Gravitropism is an adaptation that allows plants to direct their growth in response to gravity, ensuring shoots emerge upward and roots penetrate downward into the soil. This directional movement is regulated primarily by the plant hormone auxin, which acts as the signaling molecule. When a plant is placed horizontally, a cellular mechanism detects this change in orientation, leading to an asymmetrical distribution of auxin that causes the plant to bend. Understanding this process involves examining the specialized cells that sense gravity, the resulting hormone movement, and the different growth responses it produces.
Gravity Sensing by Plant Cells
The initial detection of gravity occurs within specialized cells called statocytes, located in the root cap (columella cells) and the stem’s endodermis. These cells contain dense, starch-filled organelles known as amyloplasts, which function as statoliths, or gravity sensors. In a vertically oriented plant, these statoliths settle uniformly at the bottom of the statocyte cell.
When the plant is tipped onto its side, the statoliths quickly sediment to the new lower side of the cell membrane within seconds. This physical repositioning of the statoliths is the first step in the signaling cascade. The interaction between the settled statoliths and internal cellular components triggers a signal communicating the plant’s new orientation.

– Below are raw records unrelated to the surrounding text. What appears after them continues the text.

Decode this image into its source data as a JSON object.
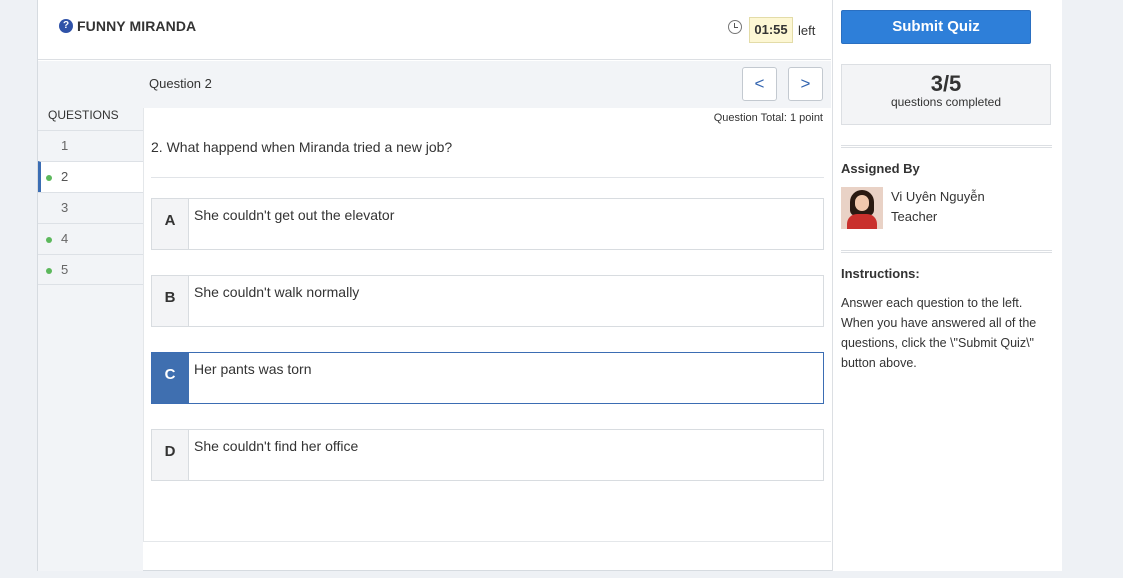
{
  "header": {
    "logo_icon": "question-bubble-icon",
    "title": "FUNNY MIRANDA",
    "timer_icon": "clock-icon",
    "timer_value": "01:55",
    "timer_suffix": "left"
  },
  "questions_nav": {
    "heading": "QUESTIONS",
    "items": [
      {
        "label": "1",
        "answered": false,
        "active": false
      },
      {
        "label": "2",
        "answered": true,
        "active": true
      },
      {
        "label": "3",
        "answered": false,
        "active": false
      },
      {
        "label": "4",
        "answered": true,
        "active": false
      },
      {
        "label": "5",
        "answered": true,
        "active": false
      }
    ]
  },
  "question": {
    "label": "Question 2",
    "prev_label": "<",
    "next_label": ">",
    "total": "Question Total: 1 point",
    "text": "2. What happend when Miranda tried a new job?",
    "options": [
      {
        "letter": "A",
        "text": "She couldn't get out the elevator",
        "selected": false
      },
      {
        "letter": "B",
        "text": "She couldn't walk normally",
        "selected": false
      },
      {
        "letter": "C",
        "text": "Her pants was torn",
        "selected": true
      },
      {
        "letter": "D",
        "text": "She couldn't find her office",
        "selected": false
      }
    ]
  },
  "sidebar": {
    "submit_label": "Submit Quiz",
    "progress_count": "3/5",
    "progress_label": "questions completed",
    "assigned_title": "Assigned By",
    "teacher_name": "Vi Uyên Nguyễn",
    "teacher_role": "Teacher",
    "instructions_title": "Instructions:",
    "instructions_text": "Answer each question to the left. When you have answered all of the questions, click the \\\"Submit Quiz\\\" button above."
  },
  "colors": {
    "accent": "#2e7fd9",
    "selected": "#3f6fb0",
    "answered_dot": "#5cb85c",
    "timer_bg": "#fdf7d4"
  }
}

This physical signal is then transduced into a biochemical signal that dictates the subsequent movement of the growth hormone. The way statoliths signal the cell remains a subject of ongoing research. It is theorized that their contact with the membrane or the cytoskeleton influences the activity of nearby proteins. This gravity-sensing process in the statocytes is localized and happens before any change in auxin concentration occurs in the elongation zone.
Auxin Redistribution and Lateral Transport
The signal generated by the sedimenting statoliths is translated into a change in the directional flow of auxin. Auxin is transported from the shoot tip downward and recycled within the root tip via polar auxin transport. This transport is regulated by specific proteins embedded in the cell membranes, particularly the PIN-FORMED (PIN) efflux carriers.
Upon a gravitational stimulus, the signal from the statoliths causes a rapid relocalization and asymmetrical distribution of PIN proteins, such as PIN3 and PIN7, within the statocytes. In a horizontal root, these PIN proteins quickly cluster on the lower side of the statocyte cell membrane, facing the gravity vector. This re-polarization creates a preferred route for auxin to exit and move laterally toward the lower flank of the organ.
The result is the establishment of a lateral auxin gradient across the horizontal organ within minutes. Auxin concentration becomes higher on the lower side of both the shoot and the root compared to the upper side. This asymmetrical flow of auxin, driven by the re-patterning of PIN efflux carriers, converts the perception of gravity into a growth-regulating signal.
Differential Growth and Curvature
The unequal distribution of auxin across the organ serves as the direct trigger for differential growth, which is the physical bending constituting the gravitropic response. The physiological outcome of the high auxin concentration differs between the shoot and the root, reflecting their opposite growth goals. This difference is due to the varying sensitivity of shoot cells and root cells to the hormone.
In the shoot, the higher concentration of auxin on the lower side promotes cell elongation. The cells on the lower flank of the stem grow faster than the cells on the upper flank, causing the shoot to curve upward (negative gravitropism). This response ensures the plant’s photosynthetic organs are directed toward the light.
Conversely, root cells are far more sensitive to auxin; the high concentration accumulating on the lower side is inhibitory to cell elongation. The cells on the upper side of the root, which have a lower concentration of auxin, elongate more rapidly. This differential growth forces the root to curve downward (positive gravitropism), anchoring the plant and allowing it to seek water and nutrients.
The bending continues until the organ is aligned with the gravity vector, at which point the statoliths return to their resting position at the bottom of the statocytes. This re-establishes a symmetrical PIN protein distribution and uniform auxin flow, stopping the differential growth and maintaining the new vertical orientation. The process illustrates how a single hormone, through concentration-dependent effects, coordinates the directional growth necessary for plant survival.